My sailing ability before this trip was limited to lying on the cabin floor and occasionally heaving up off the back chumming the water for the fish. I had 2,800 nautical miles under my belt (before this big ocean trip) and I had kept it pretty under wraps that I had no idea how to put up the mainsail or that I didn’t know how to work our wind vane. I had no idea what so ever on which way to put a headsail out for the wind direction, or how to use the GPS chart plotter. I had huge difficulty in trying to turn the motor on and get the ignition to click over and I had trouble in general at keeping my stomach contents down or, emerging off the floor. However I did know how to set a heading on a paper chart and how to turn on the auto pilot. Basically what I am saying is that, I was absolutely useless at sailing , I had given up on trying to learn the day we brought the boat and I hurled for hours and hours, while SM yelled at me to grab a sheet. I grabbed a sheet and wrapped myself up in it, but apparently that’s not the sort of sheet he meant.
“I’ve got a sheet,” I yelled at him, “Just go away.”
“ A sheet is a rope,”he yelled at me with expletives..
”You can jam that sheet where the sun don’t shine,” I yelled in reply, and went back to lying on the floor hating life and in complete misery.
We then gave each other the silent treatment and SM went about sailing us home. That was my welcome to sailing. I then refused to sail with him and so he went day tripping while I sat around the marina heavily pregnant waiting for him to return. Yes that’s right ,I would sit on the cement finger at 9pm at night waiting for my home to return, with a stomach that was so large I looked like a walrus.
SM had enough sailing experience to get us from point A to point B in a round about kind of way. We had only ever day hopped and never sailed overnight. For us to get out there and do what we had just done was huge.
We spent 10 days on the ocean in total from Mooloolaba to Port Mosselle Noumea. We had conquered our first ever ocean passage. We were hit with squalls almost every day. We endured a 40 knot blow on the first day, a day becalmed, and everything in between. We dealt with everything that was thrown at us as if we were naturals and had been doing this for years, the ocean somehow magically made me a sailor.
The kids were the most well behaved little girls there could ever be, they handled the ocean fine and loved every minute ,not once were they bored and they were very aware of our sleep deprived states so never pushed their luck. We didn’t come away from this passage with “what could we of done better” we walked away with a world of knowledge and a new found confidence and a “we totally nailed that”. I walked away a sailor not just a lay-on-the -floor sailor but a true proper ocean going Sailor. What an experience. I think I was the scaredest most petrified brave person you will ever meet.
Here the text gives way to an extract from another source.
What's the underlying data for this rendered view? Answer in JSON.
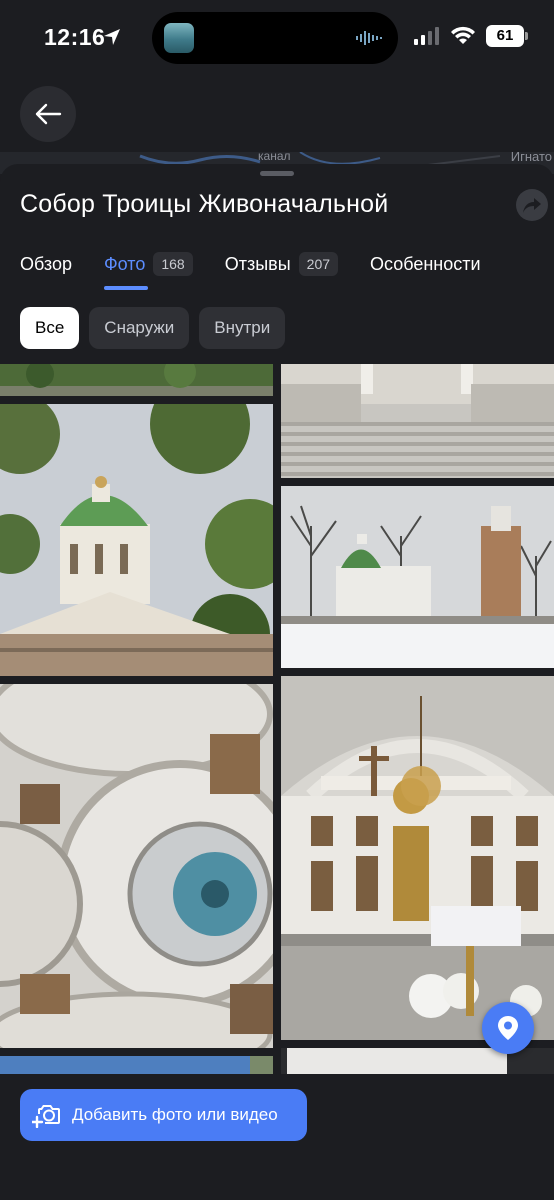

For four years I’d lost sleep over this passage. For four years I was petrified to the core and on one hurried day on the 3 of August I had the courage to sheepishly tackle that fear. I was petrified from day 1 till the moment we hit land and I am still scared knowing we have to cross the ocean to return home. It doesn’t matter if you tackle the fear hiding under a doona and security blanket, all that matters is that you tackle it, and that we did.
This will be the biggest achievement in my life, the moment I look back on and realise that I am not all the negative things I think I am, but in fact I am a courageous, strong woman.